The youth now see the procession as a means to compete with one another, rues a veteran devotee
MANILA - A child almost died while jostling with adults in pulling the ropes of Nazareno's carriage on Monday during the annual Traslacion (transfer) of the Black Nazarene.
The boy, Mark Anthony, was rushed to a nearby emergency rescue unit after collapsing. He seemed lifeless when he was carried by a couple of big men at the rescue tent.
He was seen barely catching his breath. He survived, luckily, a miracle maybe, but later on admitted that he lost consciousness for a moment, as he could hardly breathe when pinned down near the carriage by bigger and stronger adults.
"Naipit ako ng mataba, tinulak ako, humihingi ako ng tulong tapos tinataas ko mga kamay ko, naipit po dibdib ko," he said.
But Mark Anthony is just one of many children who veteran devotees call "Señor Liit." They now actively participate in the Traslacion procession.
Children, aged 15 and below, through the years, were often seen just watching from the sidelines, trying to get a glimpse of the black image from afar, or waving their white towels as the Nazareno passed by.
But not anymore.
Children, like Shaina and RJ, and others as young as 8 and 6 years old, are now allowed by parents to work on top of the replica carriage to serve as "little hijos," catching the white towels, wiping it on the image, before throwing it back to the owner.
"Mga bata po na ito, sila po papalit sa susunod na henerasyon, sila and magmamana, at patuloy nilang gagawin yan," an elder, Jonathan Bautista, said. His group of little hijos hails from Pandacan Manila.

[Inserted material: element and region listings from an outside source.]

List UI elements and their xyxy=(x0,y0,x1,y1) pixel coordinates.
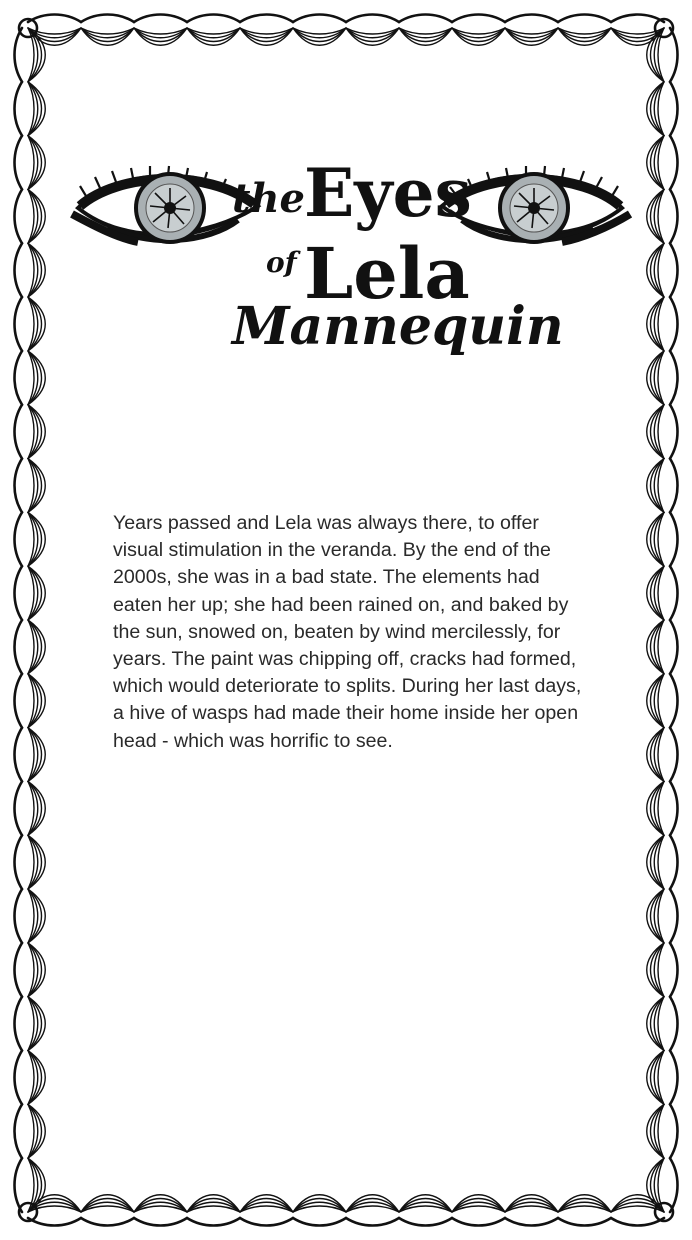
border-scallop xyxy=(81,1202,134,1212)
border-scallop xyxy=(28,1051,38,1105)
border-scallop xyxy=(346,28,399,38)
border-scallop xyxy=(28,405,38,459)
border-scallop xyxy=(505,15,558,23)
border-scallop xyxy=(81,1199,134,1213)
border-scallop xyxy=(134,28,187,42)
border-scallop xyxy=(654,136,664,190)
border-scallop xyxy=(28,136,42,190)
border-scallop xyxy=(28,835,42,889)
border-scallop xyxy=(505,1202,558,1212)
border-scallop xyxy=(28,674,42,728)
border-scallop xyxy=(28,1104,38,1158)
border-scallop xyxy=(15,997,23,1051)
border-scallop xyxy=(651,889,665,943)
border-scallop xyxy=(452,28,505,38)
border-scallop xyxy=(651,243,665,297)
border-scallop xyxy=(28,997,42,1051)
border-scallop xyxy=(28,889,42,943)
border-scallop xyxy=(15,136,23,190)
border-scallop xyxy=(558,1218,611,1226)
border-scallop xyxy=(28,189,38,243)
border-scallop xyxy=(28,1218,81,1226)
border-scallop xyxy=(15,1051,23,1105)
border-scallop xyxy=(670,243,678,297)
border-scallop xyxy=(654,189,664,243)
story-paragraph: Years passed and Lela was always there, to offer visual stimulation in the veranda. By the end of the 2000s, she was in a bad state. The elements had eaten her up; she had been rained on, and baked by the sun, snowed on, beaten by wind mercilessly, for years. The paint was chipping off, cracks had formed, which would deteriorate to splits. During her last days, a hive of wasps had made their home inside her open head - which was horrific to see. xyxy=(113,512,582,752)
border-scallop xyxy=(240,28,293,38)
border-scallop xyxy=(346,15,399,23)
border-scallop xyxy=(81,1218,134,1226)
border-scallop xyxy=(28,189,42,243)
border-scallop xyxy=(187,1202,240,1212)
border-scallop xyxy=(15,781,23,835)
border-scallop xyxy=(15,243,23,297)
border-scallop xyxy=(15,351,23,405)
border-scallop xyxy=(654,1104,664,1158)
border-scallop xyxy=(293,28,346,42)
border-scallop xyxy=(651,351,665,405)
border-scallop xyxy=(15,28,23,82)
border-scallop xyxy=(670,512,678,566)
border-scallop xyxy=(187,28,240,42)
border-scallop xyxy=(134,1199,187,1213)
title-word-of: of xyxy=(266,246,297,279)
border-scallop xyxy=(15,189,23,243)
border-scallop xyxy=(452,1202,505,1212)
border-scallop xyxy=(670,781,678,835)
border-scallop xyxy=(240,1218,293,1226)
border-scallop xyxy=(654,351,664,405)
border-scallop xyxy=(452,1199,505,1213)
border-scallop xyxy=(654,82,664,136)
border-scallop xyxy=(293,1218,346,1226)
border-scallop xyxy=(505,28,558,38)
border-scallop xyxy=(28,297,38,351)
border-scallop xyxy=(293,1202,346,1212)
border-scallop xyxy=(651,405,665,459)
border-scallop xyxy=(651,943,665,997)
title-word-eyes: Eyes xyxy=(304,154,472,232)
border-scallop xyxy=(240,15,293,23)
border-scallop xyxy=(28,943,42,997)
border-scallop xyxy=(28,15,81,23)
border-scallop xyxy=(134,28,187,38)
border-scallop xyxy=(187,15,240,23)
border-scallop xyxy=(346,1218,399,1226)
border-scallop xyxy=(15,1104,23,1158)
border-scallop xyxy=(670,1158,678,1212)
border-scallop xyxy=(558,1202,611,1212)
border-scallop xyxy=(28,728,42,782)
border-scallop xyxy=(670,1051,678,1105)
border-scallop xyxy=(28,620,42,674)
border-scallop xyxy=(654,297,664,351)
border-scallop xyxy=(670,1104,678,1158)
border-scallop xyxy=(654,620,664,674)
border-scallop xyxy=(28,943,38,997)
border-scallop xyxy=(670,889,678,943)
border-scallop xyxy=(654,997,664,1051)
border-scallop xyxy=(28,459,42,513)
border-scallop xyxy=(28,405,42,459)
left-eye-icon xyxy=(72,166,258,242)
border-scallop xyxy=(651,82,665,136)
border-scallop xyxy=(240,28,293,42)
border-scallop xyxy=(28,136,38,190)
border-scallop xyxy=(670,405,678,459)
border-scallop xyxy=(346,1199,399,1213)
border-scallop xyxy=(15,728,23,782)
border-scallop xyxy=(651,674,665,728)
border-scallop xyxy=(670,28,678,82)
border-scallop xyxy=(651,1104,665,1158)
border-scallop xyxy=(651,297,665,351)
border-scallop xyxy=(670,566,678,620)
border-scallop xyxy=(15,297,23,351)
border-scallop xyxy=(654,243,664,297)
border-scallop xyxy=(651,997,665,1051)
border-scallop xyxy=(654,889,664,943)
border-scallop xyxy=(15,512,23,566)
border-scallop xyxy=(28,243,42,297)
border-scallop xyxy=(293,1199,346,1213)
border-scallop xyxy=(558,28,611,42)
border-scallop xyxy=(28,620,38,674)
border-scallop xyxy=(505,1218,558,1226)
border-scallop xyxy=(654,1051,664,1105)
border-scallop xyxy=(558,15,611,23)
border-scallop xyxy=(28,82,42,136)
border-scallop xyxy=(654,728,664,782)
border-scallop xyxy=(15,566,23,620)
border-scallop xyxy=(399,1218,452,1226)
border-scallop xyxy=(293,15,346,23)
border-scallop xyxy=(452,15,505,23)
border-scallop xyxy=(187,1199,240,1213)
border-scallop xyxy=(670,835,678,889)
border-scallop xyxy=(81,28,134,38)
border-scallop xyxy=(654,405,664,459)
border-scallop xyxy=(28,459,38,513)
title-word-lela: Lela xyxy=(304,232,470,315)
border-scallop xyxy=(134,1218,187,1226)
border-scallop xyxy=(670,189,678,243)
border-scallop xyxy=(28,512,42,566)
border-scallop xyxy=(651,835,665,889)
border-scallop xyxy=(654,512,664,566)
border-scallop xyxy=(651,189,665,243)
border-scallop xyxy=(452,1218,505,1226)
border-scallop xyxy=(81,15,134,23)
border-scallop xyxy=(399,1202,452,1212)
border-scallop xyxy=(134,1202,187,1212)
border-scallop xyxy=(654,566,664,620)
border-scallop xyxy=(28,243,38,297)
border-scallop xyxy=(670,459,678,513)
border-scallop xyxy=(654,835,664,889)
border-scallop xyxy=(505,1199,558,1213)
border-scallop xyxy=(654,674,664,728)
border-scallop xyxy=(28,781,38,835)
border-scallop xyxy=(187,1218,240,1226)
border-scallop xyxy=(28,997,38,1051)
border-scallop xyxy=(670,728,678,782)
border-scallop xyxy=(670,136,678,190)
border-scallop xyxy=(15,835,23,889)
border-scallop xyxy=(558,1199,611,1213)
border-scallop xyxy=(670,674,678,728)
border-scallop xyxy=(399,15,452,23)
title-word-the: the xyxy=(232,175,306,222)
border-scallop xyxy=(240,1199,293,1213)
border-scallop xyxy=(670,997,678,1051)
border-scallop xyxy=(28,566,38,620)
border-scallop xyxy=(651,459,665,513)
border-scallop xyxy=(15,943,23,997)
border-scallop xyxy=(654,943,664,997)
border-scallop xyxy=(28,351,42,405)
border-scallop xyxy=(651,781,665,835)
border-scallop xyxy=(28,889,38,943)
border-scallop xyxy=(670,82,678,136)
border-scallop xyxy=(81,28,134,42)
border-scallop xyxy=(670,620,678,674)
border-scallop xyxy=(654,781,664,835)
border-scallop xyxy=(240,1202,293,1212)
border-scallop xyxy=(505,28,558,42)
border-scallop xyxy=(670,943,678,997)
title-word-mannequin: Mannequin xyxy=(232,296,564,357)
border-scallop xyxy=(15,620,23,674)
border-scallop xyxy=(670,351,678,405)
border-scallop xyxy=(346,28,399,42)
border-scallop xyxy=(452,28,505,42)
border-scallop xyxy=(293,28,346,38)
border-scallop xyxy=(28,1104,42,1158)
border-scallop xyxy=(399,1199,452,1213)
border-scallop xyxy=(28,728,38,782)
border-scallop xyxy=(346,1202,399,1212)
border-scallop xyxy=(15,82,23,136)
border-scallop xyxy=(28,512,38,566)
border-scallop xyxy=(399,28,452,42)
border-scallop xyxy=(28,566,42,620)
border-scallop xyxy=(651,728,665,782)
border-scallop xyxy=(15,1158,23,1212)
border-scallop xyxy=(651,136,665,190)
border-scallop xyxy=(651,512,665,566)
border-scallop xyxy=(558,28,611,38)
border-scallop xyxy=(134,15,187,23)
border-scallop xyxy=(28,1051,42,1105)
border-scallop xyxy=(15,459,23,513)
border-scallop xyxy=(28,82,38,136)
border-scallop xyxy=(651,1051,665,1105)
border-scallop xyxy=(670,297,678,351)
border-scallop xyxy=(28,781,42,835)
title-block xyxy=(60,130,632,380)
border-scallop xyxy=(15,405,23,459)
border-scallop xyxy=(15,674,23,728)
border-scallop xyxy=(611,1218,664,1226)
border-scallop xyxy=(651,566,665,620)
border-scallop xyxy=(654,459,664,513)
border-scallop xyxy=(399,28,452,38)
border-scallop xyxy=(28,351,38,405)
border-scallop xyxy=(28,297,42,351)
border-scallop xyxy=(611,15,664,23)
border-scallop xyxy=(28,674,38,728)
border-scallop xyxy=(187,28,240,38)
border-scallop xyxy=(28,835,38,889)
border-scallop xyxy=(15,889,23,943)
border-scallop xyxy=(651,620,665,674)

Many children are also seen walking barefoot with their parent or guardians, already practicing at a young age how it is to be called a Nazarene devotee.
Some children are left sleeping on the road after an exhausting morning in what is supposed to be an activity of adults.
Good thing there are people like the Yu family who give food for free to thousands of devotees, especially to children caught in the melee of pushing and pulling along the route of the Traslacion.
A GAME OF SURVIVAL?
But, as young as they are, these children apparently do not understand the meaning behind the Traslacion, which has been criticized by some from the older generation for its apparent lack of discipline, solemnity, and order.
When asked why they join the Traslacion, wipe the face of the Nazarene with towels they don't own, or why they walk barefoot, the kids could hardly give an answer and simply smile back, as if asking what their reply should be.
John, 8 years old, joined the Traslacion again this year, his second. He said walking barefoot doesn't hurt at all. For John's parents, who are also devotees, it is just but proper to start introducing their son to the rigors of having a strong faith in the Nazarene they strongly believe in.
But, for veteran devotees like Boyet Dolorico who have been carrying the Nazarene literally on his shoulders for the past 56 years, the problem lies not in the act of bringing the children to the Traslacion, but in not teaching them what it is all about.
Boyet has long been disappointed that the devotees of today have lost the meaning of faith and devotion. He, too, has observed that more and more of the youth are seeing the Traslacion as a means to compete with one another, a game of survival of the fittest, a contest on who can do it first and do it again.
"Noong una, ang mga namamanata, mga displinado pa po. Ngayong taon na ito, hindi ko alam kung namamanata ba ito o nagpapayabang o nagpapasikat. Hindi nilalagay kung totoo ginagawa o isinasapuso. Yung iba, naglalaro, hindi nila alam ang ibig sabihin ng panata," Dolorico said.
"Ituro dapat ang tamang pamamaraan, ano ibig sabihin ng panata, maging displinado, huwag maingay pagkasama sa prusisyon, magdasal ng mataimtim," he added.
Boyet hopes to again see what he had been seeing 20, 30 years ago--a procession full of prayers, full of songs of praise for the Nazarene, whom the devotees have loved for its miracles, seen and unseen, in their lives and in the generations to come.